There’s a definite mood running through this one. Best summed up by the sample at the start of the instrumental, ‘Fentry’. Two, well hicks is the only word that comes to mind (a man and a woman, man sounds real grizzly) , exchange pleasantries, “sure has been a cold winter” kind of thing. However, it’s at the very end of this conversation, where the Grandaddy template is set. The woman stumbles, and the man asks, “can you make it”, to which she replies, “yes sah, i kin make it”. This undercurrent runs through quite a few of the songs on this record. The mundane conversation representing the mundane life, from which we can escape from through our dreams (“oh to sleep, perchance to dream”, from “Levitz”).
Not just the mundane but the downtrodden also. “For the Dishwasher” all about a..dishwasher, riding home after his day’s work. He is told “it will be alright, just go to sleep tonight”, again release through our dreams, the focal point.

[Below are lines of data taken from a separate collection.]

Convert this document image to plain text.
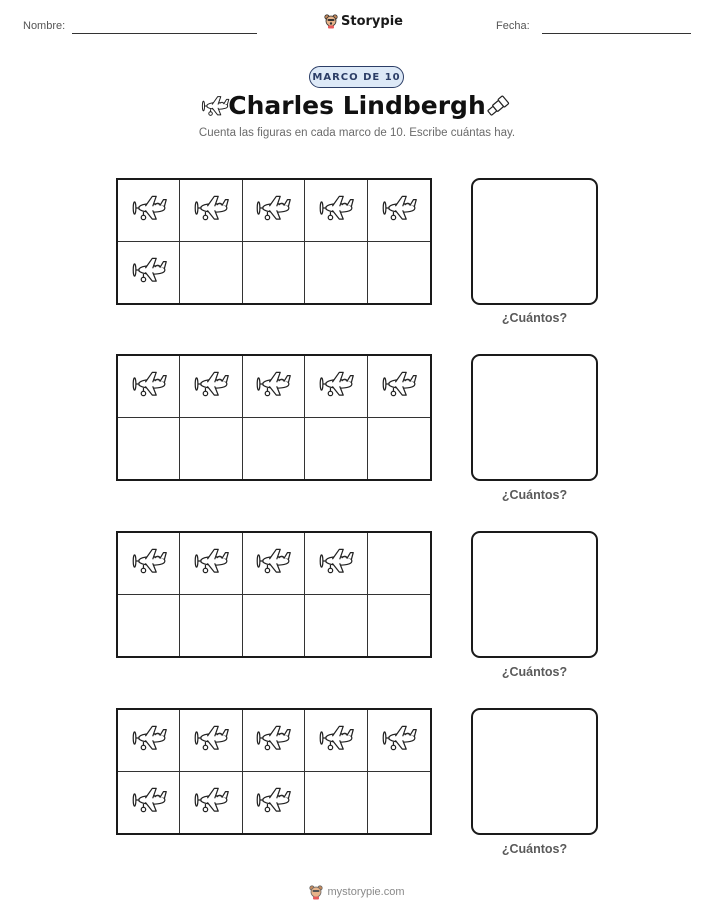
Nombre:	Storypie	Fecha:
MARCO DE 10
Charles Lindbergh
Cuenta las figuras en cada marco de 10. Escribe cuántas hay.
¿Cuántos?
¿Cuántos?
¿Cuántos?
¿Cuántos?
mystorypie.com
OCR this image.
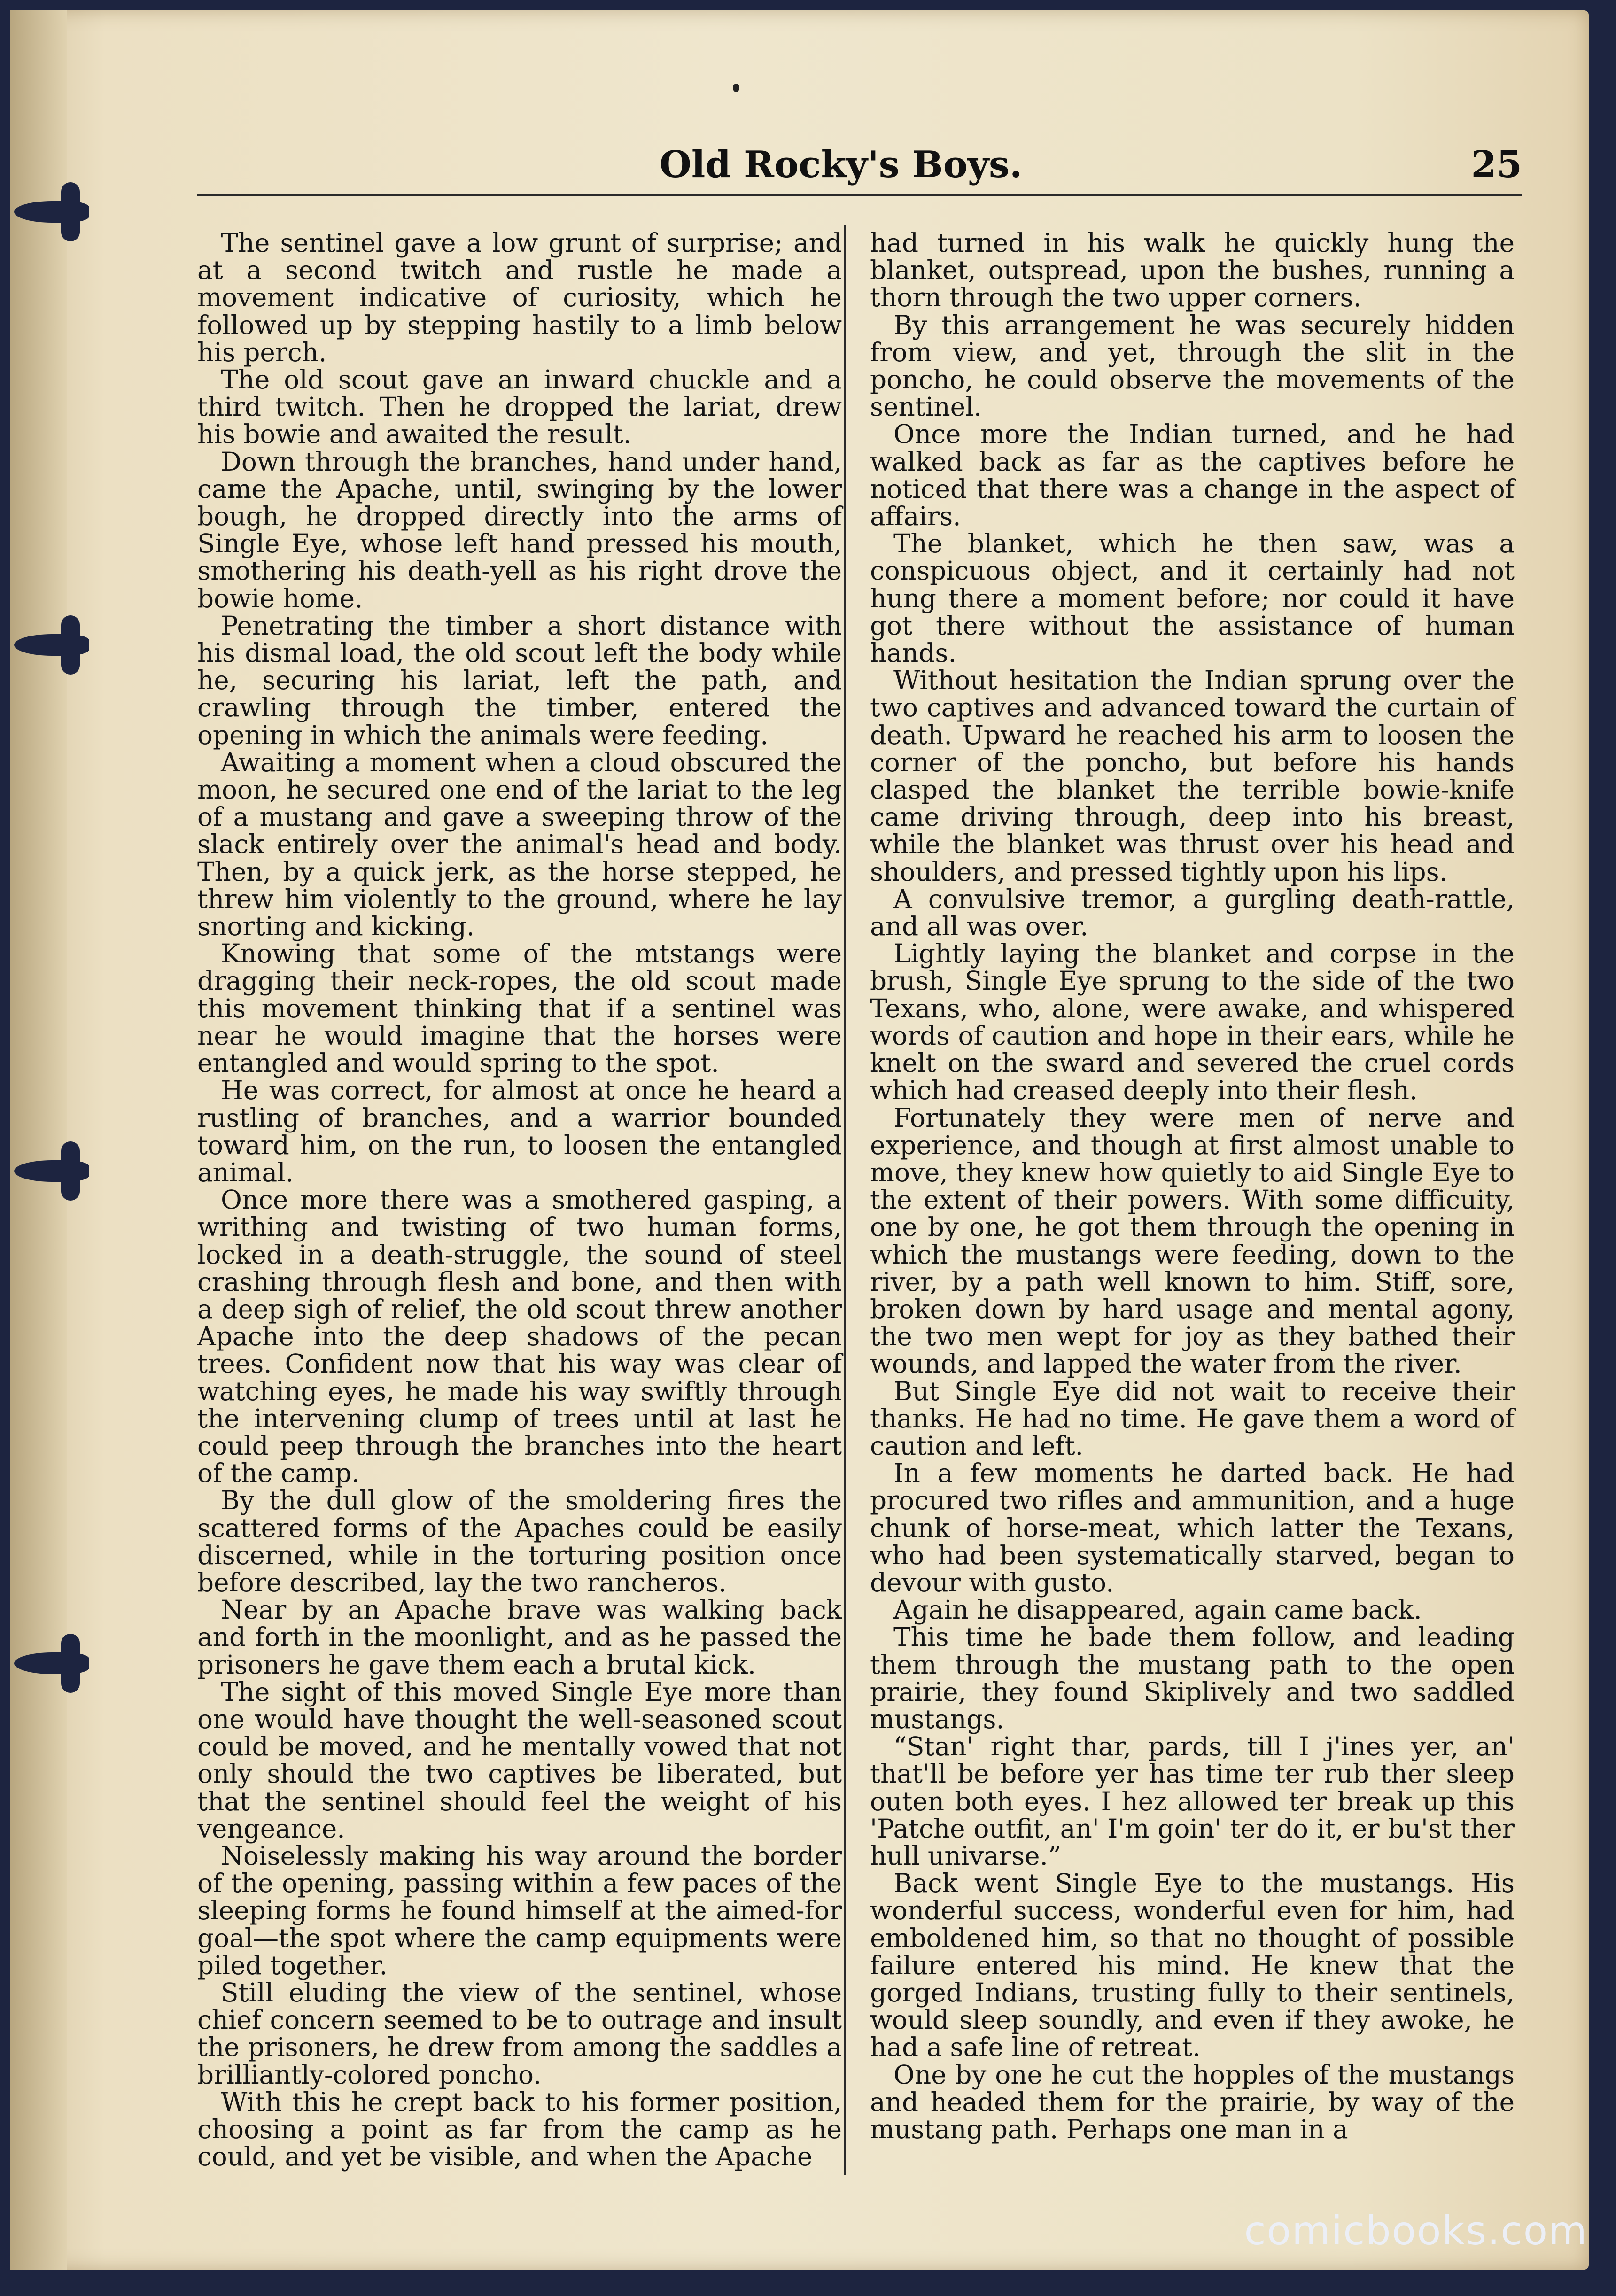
Old Rocky's Boys.	25

The sentinel gave a low grunt of surprise; and at a second twitch and rustle he made a movement indicative of curiosity, which he followed up by stepping hastily to a limb below his perch.

The old scout gave an inward chuckle and a third twitch. Then he dropped the lariat, drew his bowie and awaited the result.

Down through the branches, hand under hand, came the Apache, until, swinging by the lower bough, he dropped directly into the arms of Single Eye, whose left hand pressed his mouth, smothering his death-yell as his right drove the bowie home.

Penetrating the timber a short distance with his dismal load, the old scout left the body while he, securing his lariat, left the path, and crawling through the timber, entered the opening in which the animals were feeding.

Awaiting a moment when a cloud obscured the moon, he secured one end of the lariat to the leg of a mustang and gave a sweeping throw of the slack entirely over the animal's head and body. Then, by a quick jerk, as the horse stepped, he threw him violently to the ground, where he lay snorting and kicking.

Knowing that some of the mtstangs were dragging their neck-ropes, the old scout made this movement thinking that if a sentinel was near he would imagine that the horses were entangled and would spring to the spot.

He was correct, for almost at once he heard a rustling of branches, and a warrior bounded toward him, on the run, to loosen the entangled animal.

Once more there was a smothered gasping, a writhing and twisting of two human forms, locked in a death-struggle, the sound of steel crashing through flesh and bone, and then with a deep sigh of relief, the old scout threw another Apache into the deep shadows of the pecan trees. Confident now that his way was clear of watching eyes, he made his way swiftly through the intervening clump of trees until at last he could peep through the branches into the heart of the camp.

By the dull glow of the smoldering fires the scattered forms of the Apaches could be easily discerned, while in the torturing position once before described, lay the two rancheros.

Near by an Apache brave was walking back and forth in the moonlight, and as he passed the prisoners he gave them each a brutal kick.

The sight of this moved Single Eye more than one would have thought the well-seasoned scout could be moved, and he mentally vowed that not only should the two captives be liberated, but that the sentinel should feel the weight of his vengeance.

Noiselessly making his way around the border of the opening, passing within a few paces of the sleeping forms he found himself at the aimed-for goal—the spot where the camp equipments were piled together.

Still eluding the view of the sentinel, whose chief concern seemed to be to outrage and insult the prisoners, he drew from among the saddles a brilliantly-colored poncho.

With this he crept back to his former position, choosing a point as far from the camp as he could, and yet be visible, and when the Apache

had turned in his walk he quickly hung the blanket, outspread, upon the bushes, running a thorn through the two upper corners.

By this arrangement he was securely hidden from view, and yet, through the slit in the poncho, he could observe the movements of the sentinel.

Once more the Indian turned, and he had walked back as far as the captives before he noticed that there was a change in the aspect of affairs.

The blanket, which he then saw, was a conspicuous object, and it certainly had not hung there a moment before; nor could it have got there without the assistance of human hands.

Without hesitation the Indian sprung over the two captives and advanced toward the curtain of death. Upward he reached his arm to loosen the corner of the poncho, but before his hands clasped the blanket the terrible bowie-knife came driving through, deep into his breast, while the blanket was thrust over his head and shoulders, and pressed tightly upon his lips.

A convulsive tremor, a gurgling death-rattle, and all was over.

Lightly laying the blanket and corpse in the brush, Single Eye sprung to the side of the two Texans, who, alone, were awake, and whispered words of caution and hope in their ears, while he knelt on the sward and severed the cruel cords which had creased deeply into their flesh.

Fortunately they were men of nerve and experience, and though at first almost unable to move, they knew how quietly to aid Single Eye to the extent of their powers. With some difficuity, one by one, he got them through the opening in which the mustangs were feeding, down to the river, by a path well known to him. Stiff, sore, broken down by hard usage and mental agony, the two men wept for joy as they bathed their wounds, and lapped the water from the river.

But Single Eye did not wait to receive their thanks. He had no time. He gave them a word of caution and left.

In a few moments he darted back. He had procured two rifles and ammunition, and a huge chunk of horse-meat, which latter the Texans, who had been systematically starved, began to devour with gusto.

Again he disappeared, again came back.

This time he bade them follow, and leading them through the mustang path to the open prairie, they found Skiplively and two saddled mustangs.

“Stan' right thar, pards, till I j'ines yer, an' that'll be before yer has time ter rub ther sleep outen both eyes. I hez allowed ter break up this 'Patche outfit, an' I'm goin' ter do it, er bu'st ther hull univarse.”

Back went Single Eye to the mustangs. His wonderful success, wonderful even for him, had emboldened him, so that no thought of possible failure entered his mind. He knew that the gorged Indians, trusting fully to their sentinels, would sleep soundly, and even if they awoke, he had a safe line of retreat.

One by one he cut the hopples of the mustangs and headed them for the prairie, by way of the mustang path. Perhaps one man in a

comicbooks.com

Lyttle’s lyrics move the listener all the way through. Immediately, following the above couplet, the consolation, “you’ll get another chance some day” is offered, adding unbearable poignancy to proceedings.
It also offers an insight into the often child-like and utterly charming insights offered by the band’s singer and songperson, Jason Lyttle.
For all the often sentimental value his lyrics hold throughout, the romantic side of things is painted as tragic on the final track and on ‘For the Dishwasher’ it is firmly rejected – “F**k that subject love”. This is beautiful, encapsulating brilliantly the frustration and anger the rejected among us feel.
There are also lighter moments, the opening track, “Gentle Spike Resort”, comments on angry teenage punk rockers. There is brilliant wordplay to be found here also. Rightly never favouring the direct approach, Lyttle points out their Whitesnake riffs dressed up like…not Sid Vicious, but Sid Viscosity.
Then there’s ‘Kim, you bore me to death’, the homage to the Pixies. With an absolutely killer Pixiesesque guitar break, and a bizarre narrative concerning Frank Black’s? first meeting with Kim. Where she “explains her theory” with her room mate behind her “playing bongos”, expertly playing up Kim Deals’ suspected kookiness.
Lyrical themes vary wildly elsewhere, with a general sense of sadness underpinning each song. A black heart definetly beats beneath all this. In particular, the hidden track, which concerns Lyttle killing a man “again and again” whom his girl cheated on him for. The fact that all this is set against a traditional rootsy chord progression works well, giving the piece a real confessional feel.
Dark but beautiful music, that manages to transport you to some place else, like all good music should.